La postérité d’Akhenaton
L’influence d’Akhenaton fut perceptible chez ses successeurs : ainsi, la divinisation de Ramsès II repris le modèle du roi « hérétique ». La piété personnelle fut également plus affirmée tandis que l’art amarnien, notamment dans ses thèmes naturalistes, s’épanouit dans la sculpture ramesside.
Au XIXe siècle, la découverte de la théologie établie par Akhenaton remit en cause l’évolution déterministe des religions. Plus tard, le père de la psychanalyse, Sigmund Freud, établit en 1939 une comparaison entre Moïse et le pharaon, ces deux derniers étant vus comme des « despotes éclairés4 ».
Erik Hornung, professeur d’égyptologie à Bâle, fait d’Akhenaton le « premier homme moderne5 » dans l’invention d’un « principe unique » expliquant « la création du monde ». Laissons à E. Hornung le soin de la conclusion dans un extrait qui résume bien les interrogations actuelles, parfois fantasmées6, que la pensée révolutionnaire d’Akhenaton continue de susciter : l’échec du pharaon montrerait selon le chercheur que « nous sommes rattrapés et dominés par tout ce que nous négligeons ou refoulons. Akhenaton était peut-être le premier fondamentaliste de l’histoire, et c’est pour cette raison qu’il est aujourd’hui encore un de nos contemporains, et qu’il est impossible de ne pas nuancer de respect et de sympathie la critique de son action » (p. 115).
1. Du nom de la capitale établie par Akhenaton à partir de 1351 av.
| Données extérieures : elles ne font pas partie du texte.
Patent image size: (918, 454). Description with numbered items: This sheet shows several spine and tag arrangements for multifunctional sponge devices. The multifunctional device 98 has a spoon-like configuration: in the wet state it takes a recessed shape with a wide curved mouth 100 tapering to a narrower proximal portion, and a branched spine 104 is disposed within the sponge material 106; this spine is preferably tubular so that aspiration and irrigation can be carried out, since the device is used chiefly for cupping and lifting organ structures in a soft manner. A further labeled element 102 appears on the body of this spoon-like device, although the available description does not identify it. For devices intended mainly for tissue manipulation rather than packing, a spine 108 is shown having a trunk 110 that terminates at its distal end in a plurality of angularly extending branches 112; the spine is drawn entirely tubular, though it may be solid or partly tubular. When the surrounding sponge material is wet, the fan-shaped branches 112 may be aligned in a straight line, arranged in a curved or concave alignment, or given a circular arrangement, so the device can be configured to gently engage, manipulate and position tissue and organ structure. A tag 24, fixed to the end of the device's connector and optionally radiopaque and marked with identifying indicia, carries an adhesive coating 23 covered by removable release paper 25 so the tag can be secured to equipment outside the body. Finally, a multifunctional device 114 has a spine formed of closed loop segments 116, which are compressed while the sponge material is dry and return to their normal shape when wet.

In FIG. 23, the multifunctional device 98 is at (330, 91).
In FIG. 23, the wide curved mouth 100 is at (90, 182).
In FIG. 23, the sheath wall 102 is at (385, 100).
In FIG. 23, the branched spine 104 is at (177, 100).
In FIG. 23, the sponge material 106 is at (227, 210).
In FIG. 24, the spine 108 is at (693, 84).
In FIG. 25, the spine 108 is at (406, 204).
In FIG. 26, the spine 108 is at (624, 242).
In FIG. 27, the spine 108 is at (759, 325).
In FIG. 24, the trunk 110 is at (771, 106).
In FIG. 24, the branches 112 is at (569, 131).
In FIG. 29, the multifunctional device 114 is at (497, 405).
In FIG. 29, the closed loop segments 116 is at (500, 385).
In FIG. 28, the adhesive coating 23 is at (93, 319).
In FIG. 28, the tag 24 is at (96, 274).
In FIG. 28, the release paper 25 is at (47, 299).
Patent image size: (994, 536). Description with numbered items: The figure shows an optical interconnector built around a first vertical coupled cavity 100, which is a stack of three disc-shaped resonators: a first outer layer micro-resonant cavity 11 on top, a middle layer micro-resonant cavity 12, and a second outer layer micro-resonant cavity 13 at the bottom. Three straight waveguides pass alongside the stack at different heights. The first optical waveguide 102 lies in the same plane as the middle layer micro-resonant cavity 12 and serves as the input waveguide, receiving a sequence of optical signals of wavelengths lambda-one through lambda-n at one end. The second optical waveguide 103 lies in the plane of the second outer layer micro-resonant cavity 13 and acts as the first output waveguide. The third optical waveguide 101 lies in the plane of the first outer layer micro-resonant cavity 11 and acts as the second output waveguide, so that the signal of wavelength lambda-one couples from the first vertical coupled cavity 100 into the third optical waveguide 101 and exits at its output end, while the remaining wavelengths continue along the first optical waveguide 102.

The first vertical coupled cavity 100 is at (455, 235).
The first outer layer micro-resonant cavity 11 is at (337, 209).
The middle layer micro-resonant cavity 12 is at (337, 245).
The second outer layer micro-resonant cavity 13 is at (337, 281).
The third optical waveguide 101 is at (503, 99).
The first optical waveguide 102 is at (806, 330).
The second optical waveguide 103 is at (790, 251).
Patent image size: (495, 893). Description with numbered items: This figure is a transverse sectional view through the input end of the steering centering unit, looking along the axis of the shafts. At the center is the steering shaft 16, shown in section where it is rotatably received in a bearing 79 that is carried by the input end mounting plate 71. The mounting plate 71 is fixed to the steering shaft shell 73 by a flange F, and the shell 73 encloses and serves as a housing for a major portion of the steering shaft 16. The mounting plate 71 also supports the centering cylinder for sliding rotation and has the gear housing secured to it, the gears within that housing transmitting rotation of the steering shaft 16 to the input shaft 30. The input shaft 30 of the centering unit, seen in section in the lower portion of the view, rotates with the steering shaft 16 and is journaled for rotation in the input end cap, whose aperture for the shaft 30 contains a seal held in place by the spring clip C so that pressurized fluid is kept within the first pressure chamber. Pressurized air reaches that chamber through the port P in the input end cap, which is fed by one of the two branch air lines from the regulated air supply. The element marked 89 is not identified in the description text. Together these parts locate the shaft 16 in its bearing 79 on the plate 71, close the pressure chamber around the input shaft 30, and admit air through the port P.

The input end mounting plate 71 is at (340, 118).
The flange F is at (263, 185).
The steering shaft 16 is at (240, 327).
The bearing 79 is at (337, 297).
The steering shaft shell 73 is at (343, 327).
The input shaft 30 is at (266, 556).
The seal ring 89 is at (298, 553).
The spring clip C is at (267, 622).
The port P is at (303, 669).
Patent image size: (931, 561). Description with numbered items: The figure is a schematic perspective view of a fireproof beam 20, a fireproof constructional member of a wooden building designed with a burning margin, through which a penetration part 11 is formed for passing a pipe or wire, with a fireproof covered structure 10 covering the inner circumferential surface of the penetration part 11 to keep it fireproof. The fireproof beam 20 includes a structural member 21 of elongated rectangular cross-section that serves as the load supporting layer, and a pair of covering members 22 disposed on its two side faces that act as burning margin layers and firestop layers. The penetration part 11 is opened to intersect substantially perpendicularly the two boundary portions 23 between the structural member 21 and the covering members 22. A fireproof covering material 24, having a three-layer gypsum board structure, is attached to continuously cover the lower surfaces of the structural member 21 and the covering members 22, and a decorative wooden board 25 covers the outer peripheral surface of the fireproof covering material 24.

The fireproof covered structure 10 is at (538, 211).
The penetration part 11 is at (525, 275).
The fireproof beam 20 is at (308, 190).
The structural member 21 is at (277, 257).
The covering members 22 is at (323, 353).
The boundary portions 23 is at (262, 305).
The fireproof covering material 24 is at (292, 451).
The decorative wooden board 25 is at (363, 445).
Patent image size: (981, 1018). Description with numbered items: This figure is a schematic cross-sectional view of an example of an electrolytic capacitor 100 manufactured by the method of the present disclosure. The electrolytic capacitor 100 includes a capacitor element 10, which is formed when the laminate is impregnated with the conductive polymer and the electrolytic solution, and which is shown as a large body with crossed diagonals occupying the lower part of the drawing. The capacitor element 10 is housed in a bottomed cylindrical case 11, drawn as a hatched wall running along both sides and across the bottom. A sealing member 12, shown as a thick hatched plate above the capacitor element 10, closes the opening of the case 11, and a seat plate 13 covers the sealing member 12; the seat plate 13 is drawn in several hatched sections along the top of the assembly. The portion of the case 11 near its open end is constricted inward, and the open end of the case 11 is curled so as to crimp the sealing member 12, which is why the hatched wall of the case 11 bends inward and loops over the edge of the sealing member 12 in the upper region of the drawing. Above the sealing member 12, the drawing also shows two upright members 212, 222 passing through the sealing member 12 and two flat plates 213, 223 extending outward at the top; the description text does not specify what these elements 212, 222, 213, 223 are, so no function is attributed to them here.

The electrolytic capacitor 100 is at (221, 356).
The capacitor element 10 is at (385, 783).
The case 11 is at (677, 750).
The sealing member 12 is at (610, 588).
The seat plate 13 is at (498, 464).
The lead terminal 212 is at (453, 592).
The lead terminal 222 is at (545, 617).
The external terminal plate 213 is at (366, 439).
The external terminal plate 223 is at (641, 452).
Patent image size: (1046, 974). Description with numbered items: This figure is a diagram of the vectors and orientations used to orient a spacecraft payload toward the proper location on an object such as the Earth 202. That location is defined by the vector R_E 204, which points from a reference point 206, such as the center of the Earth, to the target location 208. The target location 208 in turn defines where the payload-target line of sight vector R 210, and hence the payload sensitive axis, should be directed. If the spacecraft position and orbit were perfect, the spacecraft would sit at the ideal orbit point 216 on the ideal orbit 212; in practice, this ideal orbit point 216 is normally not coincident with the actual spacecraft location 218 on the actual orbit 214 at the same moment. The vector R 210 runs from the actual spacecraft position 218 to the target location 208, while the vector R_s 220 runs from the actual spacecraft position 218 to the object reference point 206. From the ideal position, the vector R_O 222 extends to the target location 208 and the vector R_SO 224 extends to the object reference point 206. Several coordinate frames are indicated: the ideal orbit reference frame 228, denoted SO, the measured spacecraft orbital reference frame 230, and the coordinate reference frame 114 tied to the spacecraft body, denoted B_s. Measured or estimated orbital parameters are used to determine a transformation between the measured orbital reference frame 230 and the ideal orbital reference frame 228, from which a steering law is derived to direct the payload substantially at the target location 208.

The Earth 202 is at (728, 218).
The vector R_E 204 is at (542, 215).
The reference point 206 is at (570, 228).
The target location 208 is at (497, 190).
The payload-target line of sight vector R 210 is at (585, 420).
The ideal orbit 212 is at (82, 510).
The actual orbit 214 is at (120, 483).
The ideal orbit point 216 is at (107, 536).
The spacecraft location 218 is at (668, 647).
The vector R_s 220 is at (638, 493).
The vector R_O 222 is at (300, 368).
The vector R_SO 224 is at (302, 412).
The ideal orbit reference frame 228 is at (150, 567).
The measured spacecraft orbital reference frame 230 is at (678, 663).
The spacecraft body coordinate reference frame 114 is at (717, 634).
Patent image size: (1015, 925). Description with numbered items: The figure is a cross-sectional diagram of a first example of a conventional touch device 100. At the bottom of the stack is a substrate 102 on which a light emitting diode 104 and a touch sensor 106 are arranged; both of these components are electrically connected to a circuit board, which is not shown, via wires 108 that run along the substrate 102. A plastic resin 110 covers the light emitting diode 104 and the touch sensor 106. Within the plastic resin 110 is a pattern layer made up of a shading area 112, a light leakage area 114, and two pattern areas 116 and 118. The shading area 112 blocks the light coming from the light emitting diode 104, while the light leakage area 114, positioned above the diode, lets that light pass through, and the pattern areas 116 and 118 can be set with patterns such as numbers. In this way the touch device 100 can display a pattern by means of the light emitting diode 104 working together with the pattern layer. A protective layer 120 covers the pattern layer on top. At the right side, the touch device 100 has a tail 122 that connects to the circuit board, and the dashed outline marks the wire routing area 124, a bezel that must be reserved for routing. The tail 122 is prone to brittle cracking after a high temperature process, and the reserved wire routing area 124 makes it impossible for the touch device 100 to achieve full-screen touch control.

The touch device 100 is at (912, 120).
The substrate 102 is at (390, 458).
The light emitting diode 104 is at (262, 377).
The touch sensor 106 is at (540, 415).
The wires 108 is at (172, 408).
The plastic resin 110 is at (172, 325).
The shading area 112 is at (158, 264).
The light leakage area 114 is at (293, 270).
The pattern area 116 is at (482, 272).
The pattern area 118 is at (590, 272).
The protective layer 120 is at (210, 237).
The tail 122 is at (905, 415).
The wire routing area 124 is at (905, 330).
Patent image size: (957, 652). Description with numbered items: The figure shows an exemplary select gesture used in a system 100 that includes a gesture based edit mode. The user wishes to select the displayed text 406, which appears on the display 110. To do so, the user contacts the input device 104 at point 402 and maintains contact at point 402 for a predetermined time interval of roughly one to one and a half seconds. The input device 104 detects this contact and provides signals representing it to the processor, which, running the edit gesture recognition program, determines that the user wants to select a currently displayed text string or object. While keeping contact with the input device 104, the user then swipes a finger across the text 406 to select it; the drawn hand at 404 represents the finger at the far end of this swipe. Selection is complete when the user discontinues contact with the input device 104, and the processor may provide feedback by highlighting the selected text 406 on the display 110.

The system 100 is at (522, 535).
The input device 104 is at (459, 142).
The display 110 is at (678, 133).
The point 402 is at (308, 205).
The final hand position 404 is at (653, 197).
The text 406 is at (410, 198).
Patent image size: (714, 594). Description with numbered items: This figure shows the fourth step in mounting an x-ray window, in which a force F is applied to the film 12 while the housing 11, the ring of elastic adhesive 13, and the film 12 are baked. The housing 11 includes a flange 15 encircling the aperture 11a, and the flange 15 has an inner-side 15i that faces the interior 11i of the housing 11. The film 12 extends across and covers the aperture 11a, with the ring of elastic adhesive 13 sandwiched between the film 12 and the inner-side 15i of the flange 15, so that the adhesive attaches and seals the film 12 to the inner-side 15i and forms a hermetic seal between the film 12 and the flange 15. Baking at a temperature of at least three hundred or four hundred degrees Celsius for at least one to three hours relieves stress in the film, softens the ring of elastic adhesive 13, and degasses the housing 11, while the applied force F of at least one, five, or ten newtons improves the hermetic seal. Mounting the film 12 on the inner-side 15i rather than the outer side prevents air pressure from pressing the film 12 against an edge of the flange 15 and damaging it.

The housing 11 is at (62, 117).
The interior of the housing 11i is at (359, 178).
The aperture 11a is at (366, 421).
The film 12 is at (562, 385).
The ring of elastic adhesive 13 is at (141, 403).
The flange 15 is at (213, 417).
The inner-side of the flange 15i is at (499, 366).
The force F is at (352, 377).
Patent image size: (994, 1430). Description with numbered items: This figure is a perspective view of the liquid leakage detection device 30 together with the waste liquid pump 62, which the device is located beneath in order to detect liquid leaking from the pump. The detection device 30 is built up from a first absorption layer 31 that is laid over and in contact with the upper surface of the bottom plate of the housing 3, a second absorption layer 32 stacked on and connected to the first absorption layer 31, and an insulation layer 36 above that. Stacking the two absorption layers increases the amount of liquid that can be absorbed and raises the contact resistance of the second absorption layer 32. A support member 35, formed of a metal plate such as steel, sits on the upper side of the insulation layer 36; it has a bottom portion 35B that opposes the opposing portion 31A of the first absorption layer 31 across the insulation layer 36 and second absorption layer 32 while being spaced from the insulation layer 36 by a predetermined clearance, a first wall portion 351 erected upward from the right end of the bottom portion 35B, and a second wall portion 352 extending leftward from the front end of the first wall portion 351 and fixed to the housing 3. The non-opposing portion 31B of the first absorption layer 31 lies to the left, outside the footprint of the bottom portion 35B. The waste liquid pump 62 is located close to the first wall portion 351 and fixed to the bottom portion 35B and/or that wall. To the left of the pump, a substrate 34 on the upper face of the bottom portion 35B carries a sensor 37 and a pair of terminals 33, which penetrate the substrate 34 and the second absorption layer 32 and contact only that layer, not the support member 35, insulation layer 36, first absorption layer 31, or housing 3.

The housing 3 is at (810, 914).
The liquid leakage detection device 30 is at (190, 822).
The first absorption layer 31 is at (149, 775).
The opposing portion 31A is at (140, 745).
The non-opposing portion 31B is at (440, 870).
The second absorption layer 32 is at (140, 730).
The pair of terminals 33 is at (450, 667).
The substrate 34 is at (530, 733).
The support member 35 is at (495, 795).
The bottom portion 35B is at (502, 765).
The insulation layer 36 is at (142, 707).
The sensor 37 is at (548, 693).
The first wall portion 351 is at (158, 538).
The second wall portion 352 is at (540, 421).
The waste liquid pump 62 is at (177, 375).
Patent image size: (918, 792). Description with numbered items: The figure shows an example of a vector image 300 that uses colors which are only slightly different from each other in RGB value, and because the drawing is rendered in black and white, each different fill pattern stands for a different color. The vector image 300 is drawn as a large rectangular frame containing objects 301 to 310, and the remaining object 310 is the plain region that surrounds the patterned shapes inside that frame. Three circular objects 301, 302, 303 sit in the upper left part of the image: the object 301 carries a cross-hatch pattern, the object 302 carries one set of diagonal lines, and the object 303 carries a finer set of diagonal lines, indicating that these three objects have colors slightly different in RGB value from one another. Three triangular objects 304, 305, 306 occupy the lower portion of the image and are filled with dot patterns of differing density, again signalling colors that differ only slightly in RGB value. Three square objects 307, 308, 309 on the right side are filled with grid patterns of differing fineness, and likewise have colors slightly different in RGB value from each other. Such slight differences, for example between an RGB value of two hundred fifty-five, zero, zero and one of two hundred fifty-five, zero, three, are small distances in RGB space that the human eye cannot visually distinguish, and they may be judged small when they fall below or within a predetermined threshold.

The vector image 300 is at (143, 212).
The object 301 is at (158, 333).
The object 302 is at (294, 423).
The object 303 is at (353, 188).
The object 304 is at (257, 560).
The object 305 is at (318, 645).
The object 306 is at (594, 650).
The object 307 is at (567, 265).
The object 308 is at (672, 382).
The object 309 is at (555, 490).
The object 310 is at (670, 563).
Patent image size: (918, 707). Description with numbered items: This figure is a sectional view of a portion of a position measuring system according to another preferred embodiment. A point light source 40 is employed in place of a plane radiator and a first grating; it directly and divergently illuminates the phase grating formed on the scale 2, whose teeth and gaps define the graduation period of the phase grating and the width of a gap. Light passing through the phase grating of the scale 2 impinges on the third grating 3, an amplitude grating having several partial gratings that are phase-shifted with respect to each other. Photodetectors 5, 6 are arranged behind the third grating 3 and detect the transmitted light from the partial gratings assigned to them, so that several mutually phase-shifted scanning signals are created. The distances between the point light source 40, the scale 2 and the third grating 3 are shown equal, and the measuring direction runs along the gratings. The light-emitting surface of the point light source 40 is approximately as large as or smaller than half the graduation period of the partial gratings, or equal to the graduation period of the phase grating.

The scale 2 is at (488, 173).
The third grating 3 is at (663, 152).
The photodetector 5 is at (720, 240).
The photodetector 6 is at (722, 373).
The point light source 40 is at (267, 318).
J.-C. sur le site actuel de Tell el-Amarna.
2. Le célèbre buste de Nefertiti a été retrouvé à Tell el-Amarna, dans l’atelier du sculpteur Thoutmosis même s’il fut vraisemblablement exécuté à Thèbes selon Marc Gabolde. Rapporté en Allemagne après sa découverte en 1912 par l’archéologue Ludwig Borchardt, la sculpture de la reine, par la perfection et la régularité de ses traits, est considérée comme l’un des symboles de l’art et de la beauté antiques.
3. On ignore ce qu’il en fut de la momification sous le règne d’Akhenaton, aucune dépouille de la famille royale n’ayant été retrouvée dans les tombes de Tell el-Amarna.
4. Sigmund Freud, L’Homme Moïse et la religion monothéiste, Paris, Gallimard, Folio essais, 1986.
5. Erich Hornung, Akhenaten and the Religion of Light, Cornell University Press, Ithaca and London, 1999.
6. Voir en particulier la représentation qu’en donne E. P. Jacobs dans sa célèbre bande dessinée Le mystère de la Grande Pyramide parue en 1950.